Methods: As a prospective randomised interventional trial, 96 eyes from 96 patients with a tendency to recur were collected and divided randomly into conbercept and 5-fluorouracil groups on the 5th day after pterygium. All patients received three subconjunctival injections of conbercept (0.2 ml) or 5-fluorouracil (0.2 ml) on the 5th day (baseline), and 2 and 4 weeks post-operatively. The pterygium morphology, colour intensity, recurrence, and complications were recorded and analysed pre-1st injection and 1 day, 1 week, 1 month, 3 months, and 6 months post-3rd injection. Moreover, no patient was drop-out.

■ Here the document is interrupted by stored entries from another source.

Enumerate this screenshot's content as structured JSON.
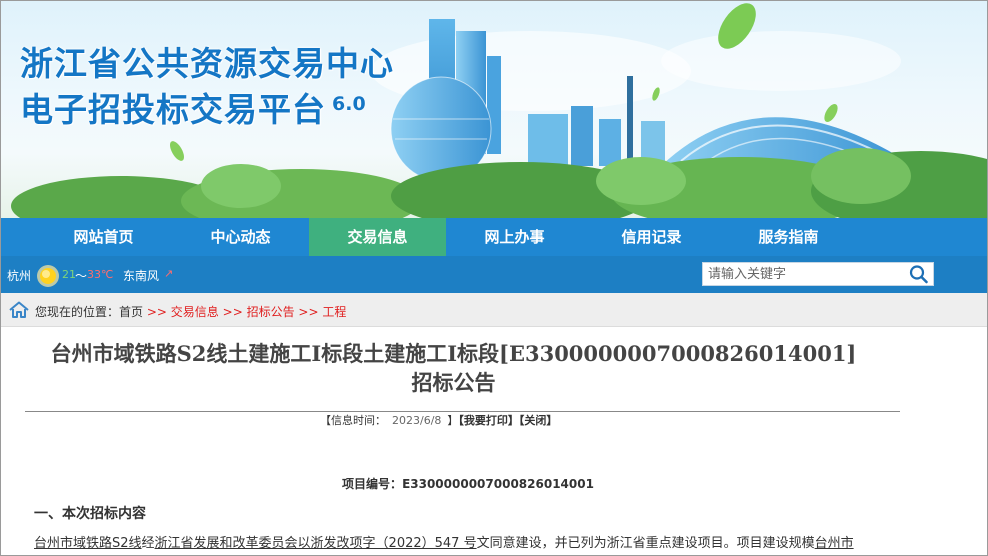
{
  "banner": {
    "title_line1": "浙江省公共资源交易中心",
    "title_line2": "电子招投标交易平台",
    "version": "6.0"
  },
  "nav": {
    "items": [
      "网站首页",
      "中心动态",
      "交易信息",
      "网上办事",
      "信用记录",
      "服务指南"
    ],
    "active": "交易信息"
  },
  "weather": {
    "city": "杭州",
    "icon": "sun-icon",
    "temp_low": "21",
    "temp_sep": "～",
    "temp_high": "33℃",
    "wind": "东南风",
    "wind_arrow": "↗"
  },
  "search": {
    "placeholder": "请输入关键字",
    "icon": "search-icon"
  },
  "breadcrumb": {
    "prefix": "您现在的位置：",
    "home": "首页",
    "separator": ">>",
    "items": [
      "交易信息",
      "招标公告",
      "工程"
    ]
  },
  "article": {
    "title_line1": "台州市域铁路S2线土建施工Ⅰ标段土建施工Ⅰ标段[E3300000007000826014001]",
    "title_line2": "招标公告",
    "meta_label": "【信息时间：",
    "meta_date": "2023/6/8",
    "meta_close_bracket": "】",
    "print_label": "【我要打印】",
    "close_label": "【关闭】",
    "project_no_label": "项目编号：",
    "project_no": "E3300000007000826014001",
    "section1_heading": "一、本次招标内容",
    "body_part1": "台州市域铁路S2线",
    "body_part2": "经",
    "body_part3": "浙江省发展和改革委员会以浙发改项字（2022）547 号",
    "body_part4": "文同意建设，并已列为浙江省重点建设项目。项目建设规模",
    "body_part5": "台州市"
  },
  "colors": {
    "nav_bg": "#1f87d2",
    "nav_active": "#3fb07f",
    "infobar_bg": "#1d7fc4",
    "title_blue": "#1476c5",
    "link_red": "#e02020"
  }
}
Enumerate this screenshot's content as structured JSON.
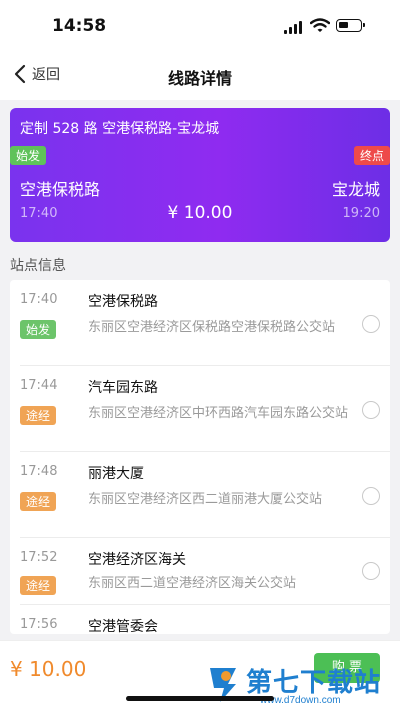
{
  "status_bar": {
    "time": "14:58"
  },
  "nav": {
    "back_label": "返回",
    "title": "线路详情"
  },
  "route": {
    "name": "定制 528 路 空港保税路-宝龙城",
    "start_badge": "始发",
    "end_badge": "终点",
    "from": "空港保税路",
    "to": "宝龙城",
    "depart_time": "17:40",
    "arrive_time": "19:20",
    "price": "¥ 10.00"
  },
  "section": {
    "title": "站点信息"
  },
  "stops": [
    {
      "time": "17:40",
      "name": "空港保税路",
      "badge": "始发",
      "badge_type": "start",
      "address": "东丽区空港经济区保税路空港保税路公交站"
    },
    {
      "time": "17:44",
      "name": "汽车园东路",
      "badge": "途经",
      "badge_type": "via",
      "address": "东丽区空港经济区中环西路汽车园东路公交站"
    },
    {
      "time": "17:48",
      "name": "丽港大厦",
      "badge": "途经",
      "badge_type": "via",
      "address": "东丽区空港经济区西二道丽港大厦公交站"
    },
    {
      "time": "17:52",
      "name": "空港经济区海关",
      "badge": "途经",
      "badge_type": "via",
      "address": "东丽区西二道空港经济区海关公交站"
    },
    {
      "time": "17:56",
      "name": "空港管委会",
      "badge": "",
      "badge_type": "via",
      "address": ""
    }
  ],
  "bottom": {
    "total": "¥ 10.00",
    "buy_label": "购 票"
  },
  "watermark": {
    "text": "第七下载站",
    "url": "www.d7down.com"
  },
  "colors": {
    "accent": "#8f2bf0",
    "start_green": "#6cc46a",
    "via_orange": "#f0a455",
    "end_red": "#ee4a4a",
    "price_orange": "#f08a2c",
    "buy_green": "#4cbf55"
  },
  "icons": {
    "back": "chevron-left-icon",
    "signal": "cellular-signal-icon",
    "wifi": "wifi-icon",
    "battery": "battery-icon",
    "radio": "radio-unchecked-icon"
  }
}
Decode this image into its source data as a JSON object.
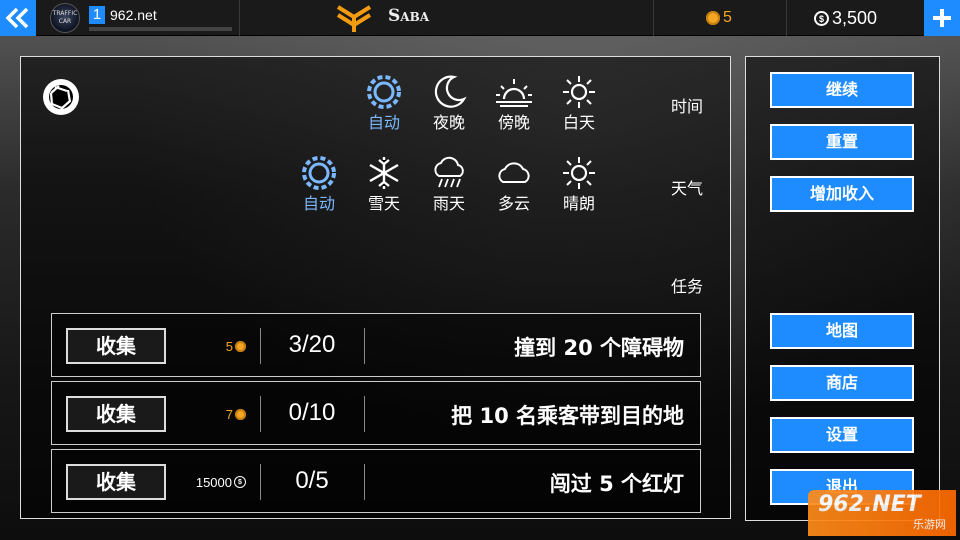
{
  "topbar": {
    "avatar_text": "TRAFFIC CAR",
    "level": "1",
    "username": "962.net",
    "xp_fraction": 0.0,
    "car_name": "Saba",
    "coins": "5",
    "cash": "3,500"
  },
  "time_row": {
    "label": "时间",
    "options": [
      {
        "label": "自动",
        "icon": "auto-gear-icon",
        "active": true
      },
      {
        "label": "夜晚",
        "icon": "moon-icon",
        "active": false
      },
      {
        "label": "傍晚",
        "icon": "sunset-icon",
        "active": false
      },
      {
        "label": "白天",
        "icon": "sun-icon",
        "active": false
      }
    ]
  },
  "weather_row": {
    "label": "天气",
    "options": [
      {
        "label": "自动",
        "icon": "auto-gear-icon",
        "active": true
      },
      {
        "label": "雪天",
        "icon": "snowflake-icon",
        "active": false
      },
      {
        "label": "雨天",
        "icon": "rain-cloud-icon",
        "active": false
      },
      {
        "label": "多云",
        "icon": "cloud-icon",
        "active": false
      },
      {
        "label": "晴朗",
        "icon": "sun-icon",
        "active": false
      }
    ]
  },
  "tasks": {
    "label": "任务",
    "items": [
      {
        "button": "收集",
        "reward": "5",
        "reward_type": "coin",
        "progress": "3/20",
        "desc": "撞到 20 个障碍物"
      },
      {
        "button": "收集",
        "reward": "7",
        "reward_type": "coin",
        "progress": "0/10",
        "desc": "把 10 名乘客带到目的地"
      },
      {
        "button": "收集",
        "reward": "15000",
        "reward_type": "cash",
        "progress": "0/5",
        "desc": "闯过 5 个红灯"
      }
    ]
  },
  "menu": {
    "continue": "继续",
    "reset": "重置",
    "add_income": "增加收入",
    "map": "地图",
    "shop": "商店",
    "settings": "设置",
    "exit": "退出"
  },
  "watermark": {
    "big": "962.NET",
    "small": "乐游网"
  },
  "colors": {
    "accent": "#1e8cff",
    "coin": "#f5a623",
    "active_option": "#7ab8ff"
  }
}
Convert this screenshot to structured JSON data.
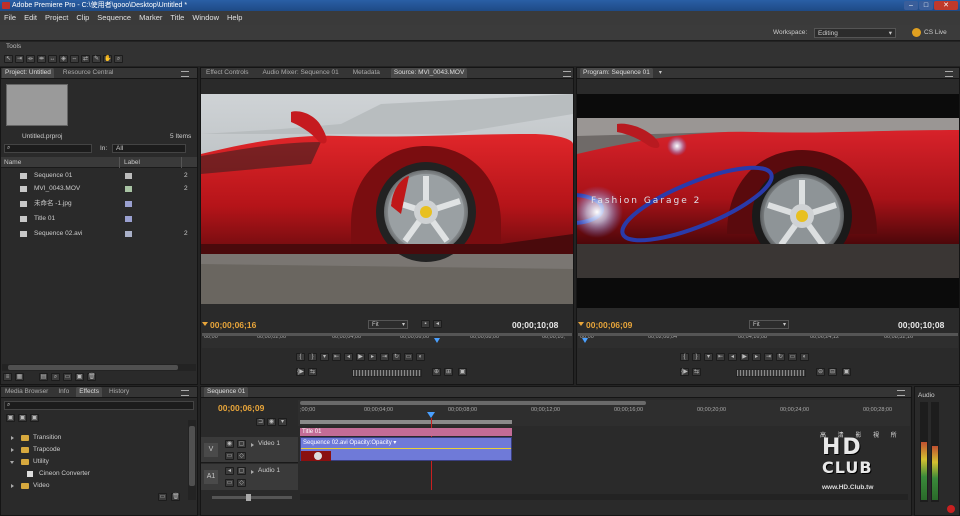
{
  "window": {
    "title": "Adobe Premiere Pro - C:\\使用者\\gooo\\Desktop\\Untitled *"
  },
  "menu": [
    "File",
    "Edit",
    "Project",
    "Clip",
    "Sequence",
    "Marker",
    "Title",
    "Window",
    "Help"
  ],
  "workspace": {
    "label": "Workspace:",
    "value": "Editing",
    "cslive": "CS Live"
  },
  "tools": {
    "panel_title": "Tools"
  },
  "project": {
    "tabs": [
      "Project: Untitled",
      "Resource Central"
    ],
    "filename": "Untitled.prproj",
    "item_count": "5 Items",
    "in_label": "In:",
    "in_value": "All",
    "columns": {
      "name": "Name",
      "label": "Label"
    },
    "items": [
      {
        "name": "Sequence 01",
        "color": "#bcbcbc",
        "n": "2"
      },
      {
        "name": "MVI_0043.MOV",
        "color": "#a9c4a4",
        "n": "2"
      },
      {
        "name": "未命名 -1.jpg",
        "color": "#9aa0d0",
        "n": ""
      },
      {
        "name": "Title 01",
        "color": "#9aa0d0",
        "n": ""
      },
      {
        "name": "Sequence 02.avi",
        "color": "#a9b0c8",
        "n": "2"
      }
    ]
  },
  "source": {
    "tabs": [
      "Effect Controls",
      "Audio Mixer: Sequence 01",
      "Metadata",
      "Source: MVI_0043.MOV"
    ],
    "tc_current": "00;00;06;16",
    "tc_duration": "00;00;10;08",
    "fit": "Fit",
    "ruler": [
      "00;00",
      "00;00;02;00",
      "00;00;04;00",
      "00;00;06;00",
      "00;00;08;00",
      "00;00;10;"
    ]
  },
  "program": {
    "tabs": [
      "Program: Sequence 01"
    ],
    "tc_current": "00;00;06;09",
    "tc_duration": "00;00;10;08",
    "fit": "Fit",
    "overlay_text": "Fashion Garage 2",
    "ruler": [
      "00;00",
      "00;02;08;04",
      "00;04;16;08",
      "00;06;24;12",
      "00;08;32;16"
    ]
  },
  "effects": {
    "tabs": [
      "Media Browser",
      "Info",
      "Effects",
      "History"
    ],
    "items": [
      {
        "name": "Transition",
        "type": "folder",
        "open": false
      },
      {
        "name": "Trapcode",
        "type": "folder",
        "open": false
      },
      {
        "name": "Utility",
        "type": "folder",
        "open": true
      },
      {
        "name": "Cineon Converter",
        "type": "effect",
        "open": false
      },
      {
        "name": "Video",
        "type": "folder",
        "open": false
      }
    ]
  },
  "timeline": {
    "tabs": [
      "Sequence 01"
    ],
    "tc_current": "00;00;06;09",
    "ruler": [
      ";00;00",
      "00;00;04;00",
      "00;00;08;00",
      "00;00;12;00",
      "00;00;16;00",
      "00;00;20;00",
      "00;00;24;00",
      "00;00;28;00"
    ],
    "tracks": {
      "video": {
        "label": "Video 1",
        "target": "V"
      },
      "audio": {
        "label": "Audio 1",
        "target": "A1"
      }
    },
    "title_clip": "Title 01",
    "video_clip": "Sequence 02.avi  Opacity:Opacity ▾"
  },
  "audio_meter": {
    "title": "Audio"
  },
  "watermark": {
    "line1": "HD",
    "line2": "CLUB",
    "url": "www.HD.Club.tw",
    "chars": "高 清 影 視 所"
  },
  "colors": {
    "accent_orange": "#e8a53a",
    "clip_blue": "#6f7ad8",
    "clip_pink": "#c36c96",
    "playhead_red": "#c82020"
  }
}
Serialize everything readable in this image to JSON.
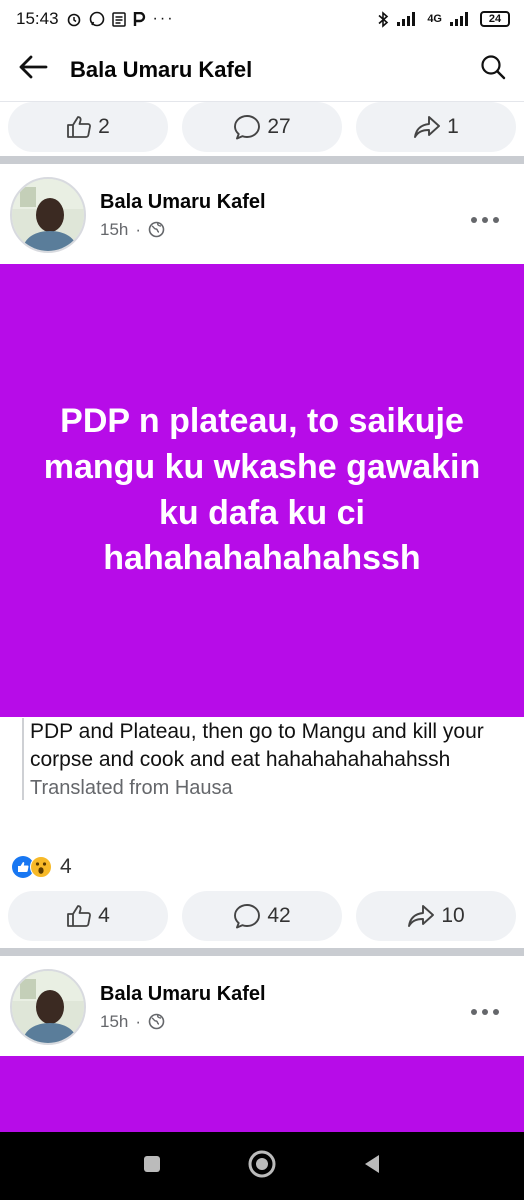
{
  "status_bar": {
    "time": "15:43",
    "network": "4G",
    "battery": "24"
  },
  "header": {
    "title": "Bala Umaru Kafel"
  },
  "top_actions": {
    "likes": "2",
    "comments": "27",
    "shares": "1"
  },
  "post1": {
    "author": "Bala Umaru Kafel",
    "time": "15h",
    "separator": "·",
    "body_text": "PDP n plateau, to saikuje mangu ku wkashe gawakin ku dafa ku ci hahahahahahahssh",
    "background_color": "#b70ce8",
    "translation": "PDP and Plateau, then go to Mangu and kill your corpse and cook and eat hahahahahahahssh",
    "translated_from": "Translated from Hausa",
    "reaction_count": "4",
    "likes": "4",
    "comments": "42",
    "shares": "10"
  },
  "post2": {
    "author": "Bala Umaru Kafel",
    "time": "15h",
    "separator": "·"
  },
  "icons": [
    "back-arrow-icon",
    "search-icon",
    "like-icon",
    "comment-icon",
    "share-icon",
    "globe-icon",
    "more-icon"
  ]
}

Results: There were striking differences between the two groups on post-3rd injections 1 day, 1 week, 1 month, 3 months, and 6 months (p = 0.001, 0.002, 0.000, 0.000, and 0.002, respectively) with respect to colour intensity: the eyes in conbercept group were lighter than the 5-Fu group. On post-3rd injection 6 months, prominent disparities existed between the two groups with respect to pterygium morphology (p = 0.006) and recurrence (p = 0.002), occurred in the conbercept group prior to the 5-Fu group. Moreover, corneal abrasions were not noted in the conbercept group, which was significantly less than the 5-Fu group (17/48; p = 0.000). There was no conspicuous discrepancy between the two groups with respect to subconjunctival haemorrhage (p = 0.789) and persistent epithelial defects (p = 0.078).
Conclusion: Multiple subconjunctival conbercept injections as an adjunct therapy for pterygium surgery was shown to be safe, effective, and well-tolerated.